Tyi Sheng Co was one of the Taiwanese companies hard hit by the 2008 global financial crisis, but Tyi Sheng chairman Chang Yu-ho (張鈺和) did not want to see his employees laid off because of poor business.
So he did something unusual to help them, despite having put them on unpaid leave: He rented a farm on which they could grow organic vegetables.
Some of the employees, who found themselves in the position of being “accidental farmers,” chose not to go back to their previous jobs after the crisis was over.
It was a flexible and innovative way in which a high-tech industry company helped its furloughed employees after putting them through financial difficulties.
Tyi Sheng specializes in providing heavy machinery services to high-tech companies at Hsinchu Science Park, the hub of the nation’s high-tech industry and home to Taiwan Semiconductor Manufacturing Co and other big names.
When the financial crisis hit three years ago, Tyi Sheng’s business plummeted. Chang then rented a 15,000-ping (49,590m2) plot of land and encouraged his furloughed employees to grow vegetables. Some of the revenue from the produce was given to the “new farmers” as their salaries and the project also turned out to be a new revenue source for the company.
The company’s -machinery--service business has since returned to normal, but its “furlough farm” continues to generate an income of about NT$300,000 a month and has received certification as an organic farm.
Ten of the employees who worked on the farm said they would stay there instead of returning to their old jobs.
On one sunny day, Chang, 48, worked with his employees on the farm, weeding, picking worms from vegetable leaves, chatting and laughing. Few outsiders would have thought that Chang, sporting rain boots, is a multimillionaire whose company offers cranes and other machinery services to many major semiconductor, LED and wafer manufacturers in Hsinchu.
His parents were farmers who taught him never to till the land because it was a low-income, low-prestige job. Instead, he was told he should seek his future outside of rural areas. So, at age 28, Chang started his business as leader of a three-person team working for the Industrial Technology Research Institute.
Within 12 years, Chang’s -business had expanded into a 300-strong company serving not just Hsinchu-area high-tech companies, but also those in China and Russia.
Chang, a vegetarian, began growing his own vegetables seven years ago on a plot he rented in Jhudong (竹東), Hsinchu County.
He said he did so to satisfy his own personal wish to eat “self-grown” vegetables on the grounds they should be cleaner and healthier than what supermarkets sold.

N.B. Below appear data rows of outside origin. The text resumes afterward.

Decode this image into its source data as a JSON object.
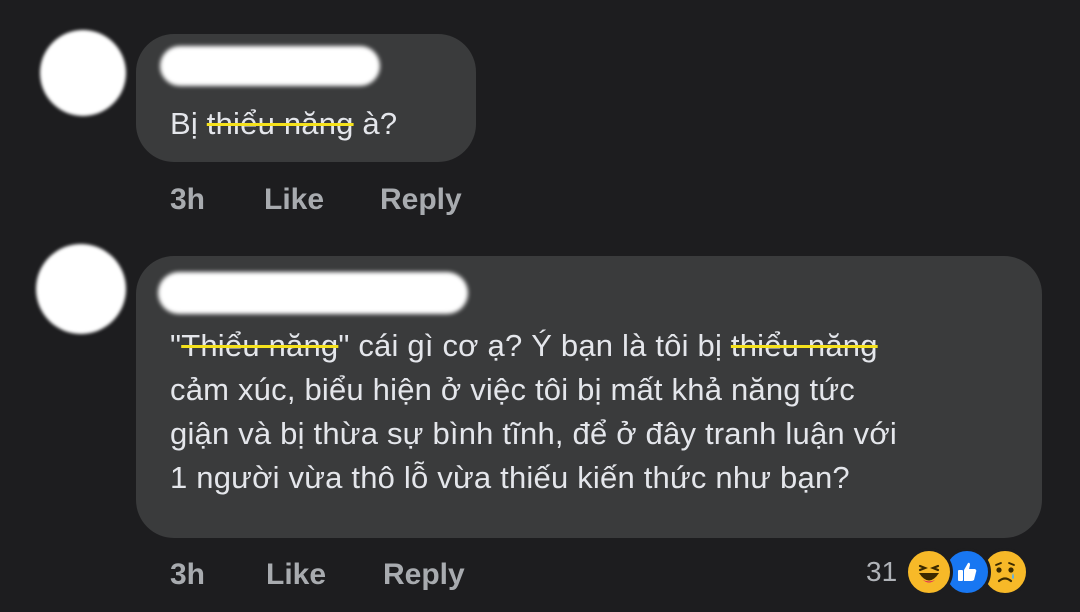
{
  "comments": [
    {
      "segments": [
        {
          "text": "Bị ",
          "strike": false
        },
        {
          "text": "thiểu năng",
          "strike": true
        },
        {
          "text": " à?",
          "strike": false
        }
      ],
      "time": "3h",
      "like_label": "Like",
      "reply_label": "Reply"
    },
    {
      "lines": [
        [
          {
            "text": "\"",
            "strike": false
          },
          {
            "text": "Thiểu năng",
            "strike": true
          },
          {
            "text": "\" cái gì cơ ạ? Ý bạn là tôi bị ",
            "strike": false
          },
          {
            "text": "thiểu năng",
            "strike": true
          }
        ],
        [
          {
            "text": "cảm xúc, biểu hiện ở việc tôi bị mất khả năng tức",
            "strike": false
          }
        ],
        [
          {
            "text": "giận và bị thừa sự bình tĩnh, để ở đây tranh luận với",
            "strike": false
          }
        ],
        [
          {
            "text": "1 người vừa thô lỗ vừa thiếu kiến thức như bạn?",
            "strike": false
          }
        ]
      ],
      "time": "3h",
      "like_label": "Like",
      "reply_label": "Reply",
      "reaction_count": "31",
      "reactions": [
        "haha-icon",
        "like-icon",
        "sad-icon"
      ]
    }
  ],
  "colors": {
    "background": "#1d1d1f",
    "bubble": "#3a3b3c",
    "text": "#e4e6eb",
    "meta": "#a8abaf",
    "strike": "#f5e11c",
    "like_blue": "#1877f2",
    "emoji_yellow": "#f7b928"
  }
}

The 2008 global financial crisis, which prompted him to reduce his staff by 80 percent, gave him an opportunity to try out his idea of inviting his employees on unpaid leave to grow vegetables.
“Heaven perhaps showed us some favors — our harvests that year were exceptionally good and the income just made up for the employees’ salaries,” Chang said.
Just half a year later, business was back and most of the “farming” employees returned to the office to continue their jobs.
Lin Shih-min (林士敬) and Tseng Neng-yen (曾能演) were among those who chose not to resume their employment and stayed on as farmers. Both of them said they used to be in poor health and that their new lifestyles — tilling the land and being vegetarians — improved their health.
“I’m much happier now that I do not have to hurry to and from the office, and I feel much more relaxed,” Lin said.
Chang said he plans to expand the Tyi Sheng Organic Farm to 55,000 ping by renting another 40,000 ping. He added he would sell the produce 20 percent cheaper than market prices so that more people would be able to enjoy healthy produce from his farm.
None were happier than his parents, who said with broad smiles that “after being away for so many years, he’s coming back to the land.”